Still, the end result is fantastic, thanks to the frontend and design teams that worked on it. And migrating just the content, and making it D7-shaped along the way - rather than being tied to the old D6 structure - meant that the frontenders were given wings to fly, which (I think it's fair to say) they jolly well did.

Comments

Did you have to handle taxonomies?  Were you migrating from a remote machine?  I got stuck because migrate_d2d doesn't seem to allow migrating taxonomies from a remote machine ( https://www.drupal.org/node/2531872 ).  I could just export and import the taxonomies via csv, but then migrate_d2d wouldn't know how to map tid's and vid's when migrating nodes.  

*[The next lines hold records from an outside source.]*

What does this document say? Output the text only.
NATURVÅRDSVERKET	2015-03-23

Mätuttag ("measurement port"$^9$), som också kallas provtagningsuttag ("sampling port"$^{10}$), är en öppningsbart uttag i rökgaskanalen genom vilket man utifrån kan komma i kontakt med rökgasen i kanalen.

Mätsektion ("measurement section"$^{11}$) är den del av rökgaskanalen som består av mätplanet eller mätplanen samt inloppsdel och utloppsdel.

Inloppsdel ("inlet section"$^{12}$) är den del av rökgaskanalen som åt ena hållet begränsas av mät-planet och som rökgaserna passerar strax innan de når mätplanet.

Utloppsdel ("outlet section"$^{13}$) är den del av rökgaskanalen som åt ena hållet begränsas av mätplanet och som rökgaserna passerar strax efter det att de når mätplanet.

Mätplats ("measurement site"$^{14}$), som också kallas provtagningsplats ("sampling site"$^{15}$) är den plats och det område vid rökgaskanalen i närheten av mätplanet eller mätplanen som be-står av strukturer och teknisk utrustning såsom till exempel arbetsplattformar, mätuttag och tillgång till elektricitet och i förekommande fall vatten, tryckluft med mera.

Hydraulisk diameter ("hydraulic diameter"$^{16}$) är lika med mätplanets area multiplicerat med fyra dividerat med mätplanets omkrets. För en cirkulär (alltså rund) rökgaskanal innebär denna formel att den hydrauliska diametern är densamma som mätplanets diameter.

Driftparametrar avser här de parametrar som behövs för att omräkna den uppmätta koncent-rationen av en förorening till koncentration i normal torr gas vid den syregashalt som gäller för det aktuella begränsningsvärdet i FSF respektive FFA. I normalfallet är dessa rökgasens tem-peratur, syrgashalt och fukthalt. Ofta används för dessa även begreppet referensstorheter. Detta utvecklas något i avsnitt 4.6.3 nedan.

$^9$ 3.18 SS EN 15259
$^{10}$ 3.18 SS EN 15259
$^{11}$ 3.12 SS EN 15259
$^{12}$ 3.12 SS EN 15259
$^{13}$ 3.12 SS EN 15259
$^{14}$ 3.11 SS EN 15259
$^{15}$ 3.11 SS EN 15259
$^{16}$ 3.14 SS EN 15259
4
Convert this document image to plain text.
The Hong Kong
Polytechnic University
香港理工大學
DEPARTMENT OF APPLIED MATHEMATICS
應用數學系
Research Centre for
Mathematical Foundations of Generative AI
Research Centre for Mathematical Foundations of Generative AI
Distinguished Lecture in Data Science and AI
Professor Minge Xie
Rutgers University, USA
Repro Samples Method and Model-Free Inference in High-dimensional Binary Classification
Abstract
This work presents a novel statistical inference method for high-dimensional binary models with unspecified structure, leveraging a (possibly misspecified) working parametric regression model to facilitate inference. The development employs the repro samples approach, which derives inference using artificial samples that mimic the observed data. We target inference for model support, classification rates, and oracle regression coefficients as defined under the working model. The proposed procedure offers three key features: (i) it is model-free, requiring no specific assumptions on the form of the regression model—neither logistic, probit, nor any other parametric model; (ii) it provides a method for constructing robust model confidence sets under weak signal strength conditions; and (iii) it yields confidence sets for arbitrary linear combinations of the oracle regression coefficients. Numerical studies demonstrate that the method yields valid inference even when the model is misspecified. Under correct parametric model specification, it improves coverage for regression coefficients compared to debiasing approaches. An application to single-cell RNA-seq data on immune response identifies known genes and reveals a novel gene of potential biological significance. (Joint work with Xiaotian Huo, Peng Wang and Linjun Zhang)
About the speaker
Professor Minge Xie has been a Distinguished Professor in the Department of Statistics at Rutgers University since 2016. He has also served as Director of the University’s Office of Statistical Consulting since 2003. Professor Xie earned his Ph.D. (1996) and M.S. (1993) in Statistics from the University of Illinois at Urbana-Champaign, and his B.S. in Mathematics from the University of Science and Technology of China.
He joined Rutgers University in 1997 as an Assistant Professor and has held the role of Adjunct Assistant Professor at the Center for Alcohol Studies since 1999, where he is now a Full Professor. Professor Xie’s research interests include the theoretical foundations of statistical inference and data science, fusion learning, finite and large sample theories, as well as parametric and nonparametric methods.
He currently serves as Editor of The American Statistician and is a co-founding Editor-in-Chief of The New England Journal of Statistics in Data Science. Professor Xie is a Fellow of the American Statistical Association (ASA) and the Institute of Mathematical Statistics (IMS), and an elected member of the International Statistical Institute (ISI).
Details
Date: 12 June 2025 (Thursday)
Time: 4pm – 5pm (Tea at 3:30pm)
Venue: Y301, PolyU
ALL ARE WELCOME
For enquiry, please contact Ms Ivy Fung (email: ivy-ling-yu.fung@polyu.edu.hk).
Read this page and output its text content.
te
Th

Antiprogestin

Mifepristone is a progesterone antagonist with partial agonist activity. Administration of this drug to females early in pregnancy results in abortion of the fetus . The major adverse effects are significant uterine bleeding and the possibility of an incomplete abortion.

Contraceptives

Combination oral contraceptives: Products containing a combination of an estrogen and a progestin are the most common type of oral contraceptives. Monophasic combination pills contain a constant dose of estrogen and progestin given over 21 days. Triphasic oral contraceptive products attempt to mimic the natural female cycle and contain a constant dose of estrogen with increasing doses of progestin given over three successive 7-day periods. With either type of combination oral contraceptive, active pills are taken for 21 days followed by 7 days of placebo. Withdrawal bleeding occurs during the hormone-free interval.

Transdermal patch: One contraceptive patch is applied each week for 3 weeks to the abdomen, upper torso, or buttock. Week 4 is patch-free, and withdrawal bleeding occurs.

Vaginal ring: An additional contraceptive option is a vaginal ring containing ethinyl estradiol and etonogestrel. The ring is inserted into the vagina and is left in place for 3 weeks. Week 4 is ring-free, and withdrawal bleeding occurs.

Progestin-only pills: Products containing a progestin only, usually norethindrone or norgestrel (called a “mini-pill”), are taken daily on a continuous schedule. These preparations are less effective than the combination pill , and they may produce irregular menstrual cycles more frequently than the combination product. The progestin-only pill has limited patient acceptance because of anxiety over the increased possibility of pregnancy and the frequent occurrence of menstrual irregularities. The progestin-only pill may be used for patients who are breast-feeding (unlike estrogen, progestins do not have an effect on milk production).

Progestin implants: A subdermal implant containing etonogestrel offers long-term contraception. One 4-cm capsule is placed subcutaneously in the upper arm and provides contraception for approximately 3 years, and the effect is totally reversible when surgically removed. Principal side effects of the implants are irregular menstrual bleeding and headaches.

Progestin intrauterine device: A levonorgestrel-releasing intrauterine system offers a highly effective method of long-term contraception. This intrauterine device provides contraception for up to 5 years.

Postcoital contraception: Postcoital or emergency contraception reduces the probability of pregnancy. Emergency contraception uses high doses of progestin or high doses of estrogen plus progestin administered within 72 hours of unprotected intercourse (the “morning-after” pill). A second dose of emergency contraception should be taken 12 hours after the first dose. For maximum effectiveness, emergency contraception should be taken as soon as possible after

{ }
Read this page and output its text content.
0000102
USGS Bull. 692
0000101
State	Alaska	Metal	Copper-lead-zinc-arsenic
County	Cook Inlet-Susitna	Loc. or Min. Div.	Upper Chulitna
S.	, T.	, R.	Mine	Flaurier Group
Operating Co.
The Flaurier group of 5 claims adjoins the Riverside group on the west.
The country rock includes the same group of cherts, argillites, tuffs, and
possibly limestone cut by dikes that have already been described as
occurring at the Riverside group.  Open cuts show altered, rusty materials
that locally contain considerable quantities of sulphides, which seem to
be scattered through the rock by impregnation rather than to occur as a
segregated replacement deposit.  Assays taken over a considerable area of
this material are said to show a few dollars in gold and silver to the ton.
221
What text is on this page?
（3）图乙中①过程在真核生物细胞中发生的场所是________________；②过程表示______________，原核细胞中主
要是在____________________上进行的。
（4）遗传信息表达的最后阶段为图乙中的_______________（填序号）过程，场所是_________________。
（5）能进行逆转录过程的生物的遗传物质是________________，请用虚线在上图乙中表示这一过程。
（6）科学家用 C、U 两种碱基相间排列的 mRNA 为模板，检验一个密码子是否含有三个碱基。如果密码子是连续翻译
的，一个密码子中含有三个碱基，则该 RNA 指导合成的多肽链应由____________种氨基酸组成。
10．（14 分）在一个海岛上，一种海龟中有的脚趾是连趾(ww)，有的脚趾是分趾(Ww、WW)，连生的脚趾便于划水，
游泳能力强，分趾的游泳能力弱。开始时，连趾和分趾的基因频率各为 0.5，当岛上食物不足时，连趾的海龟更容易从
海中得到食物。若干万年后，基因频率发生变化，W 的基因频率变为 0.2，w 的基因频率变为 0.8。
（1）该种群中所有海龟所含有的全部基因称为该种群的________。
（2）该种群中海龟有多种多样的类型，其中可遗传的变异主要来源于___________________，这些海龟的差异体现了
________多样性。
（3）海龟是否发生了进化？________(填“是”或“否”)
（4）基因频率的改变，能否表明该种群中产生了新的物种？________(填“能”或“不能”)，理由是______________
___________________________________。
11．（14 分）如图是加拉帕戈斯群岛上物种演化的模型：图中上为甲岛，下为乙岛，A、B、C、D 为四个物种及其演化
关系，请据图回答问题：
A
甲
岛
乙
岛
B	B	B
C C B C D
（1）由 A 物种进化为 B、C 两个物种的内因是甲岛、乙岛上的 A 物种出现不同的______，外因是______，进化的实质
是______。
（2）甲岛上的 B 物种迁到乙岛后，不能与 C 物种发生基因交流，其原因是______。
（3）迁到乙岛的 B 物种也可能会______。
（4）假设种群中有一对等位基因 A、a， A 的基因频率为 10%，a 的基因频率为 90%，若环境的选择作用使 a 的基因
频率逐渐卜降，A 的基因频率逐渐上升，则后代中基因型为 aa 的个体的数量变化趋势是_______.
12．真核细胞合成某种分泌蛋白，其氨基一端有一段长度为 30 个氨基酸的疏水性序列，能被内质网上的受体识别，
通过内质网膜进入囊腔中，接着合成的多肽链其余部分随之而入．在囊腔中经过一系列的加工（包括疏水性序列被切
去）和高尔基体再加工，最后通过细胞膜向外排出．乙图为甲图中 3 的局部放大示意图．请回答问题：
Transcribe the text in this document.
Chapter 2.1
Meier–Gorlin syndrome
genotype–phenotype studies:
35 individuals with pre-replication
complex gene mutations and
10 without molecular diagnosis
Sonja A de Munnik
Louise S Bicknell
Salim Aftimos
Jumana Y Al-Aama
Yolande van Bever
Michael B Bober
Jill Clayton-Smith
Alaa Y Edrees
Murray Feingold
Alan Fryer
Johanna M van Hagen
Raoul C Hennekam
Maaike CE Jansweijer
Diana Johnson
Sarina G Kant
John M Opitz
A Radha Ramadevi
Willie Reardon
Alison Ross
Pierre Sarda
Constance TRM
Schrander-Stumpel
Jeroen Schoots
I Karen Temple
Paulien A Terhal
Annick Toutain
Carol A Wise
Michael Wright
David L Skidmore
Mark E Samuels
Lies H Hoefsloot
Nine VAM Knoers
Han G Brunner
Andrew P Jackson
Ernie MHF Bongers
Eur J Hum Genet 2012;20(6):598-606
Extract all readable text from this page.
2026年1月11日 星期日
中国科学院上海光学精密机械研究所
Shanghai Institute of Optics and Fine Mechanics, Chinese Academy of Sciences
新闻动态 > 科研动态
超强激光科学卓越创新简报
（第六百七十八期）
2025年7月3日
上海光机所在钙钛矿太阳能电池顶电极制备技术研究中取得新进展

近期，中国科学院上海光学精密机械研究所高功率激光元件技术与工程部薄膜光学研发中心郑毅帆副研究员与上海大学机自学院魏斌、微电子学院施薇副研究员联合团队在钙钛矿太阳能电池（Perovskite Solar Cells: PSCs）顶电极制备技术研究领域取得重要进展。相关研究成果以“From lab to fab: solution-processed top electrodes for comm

It's not at all clear what you mean by "migrating taxonomies": do you mean migrating each vocabulary "container" for the terms, or the terms themselves? Your link is also broken.

If the former, then no, because there was only half a dozen vocabularies and they were quick to set up in D7 (also, they needed to be rearranged). If the latter, then yes. To migrate terms, you can either:

  1. Migrate node content, and assign-and-create terms on the fly. This is straightforward but won't e.g. migrate your term hierarchy; and terms are checked for already-existing (within a given vocabulary) by term label, so duplicates in different parts of your original hierarchy could be collapsed down during the migration.
  2. Migrate terms first, using MigrateDestinationTerm. Then treat the term reference field on the node as any other reference field and use ->sourceMigration() to reference your terms migration. Make sure you also add the terms migration as a dependency on your node migration; otherwise, you might accidentally lose some terms.

All of this, by the way, has nothing to do with where the database is stored (remote machine or otherwise): that's handled at a completely different level. If you've managed to get access to the data at that lower level, then Migrate doesn't really care where the data is coming from.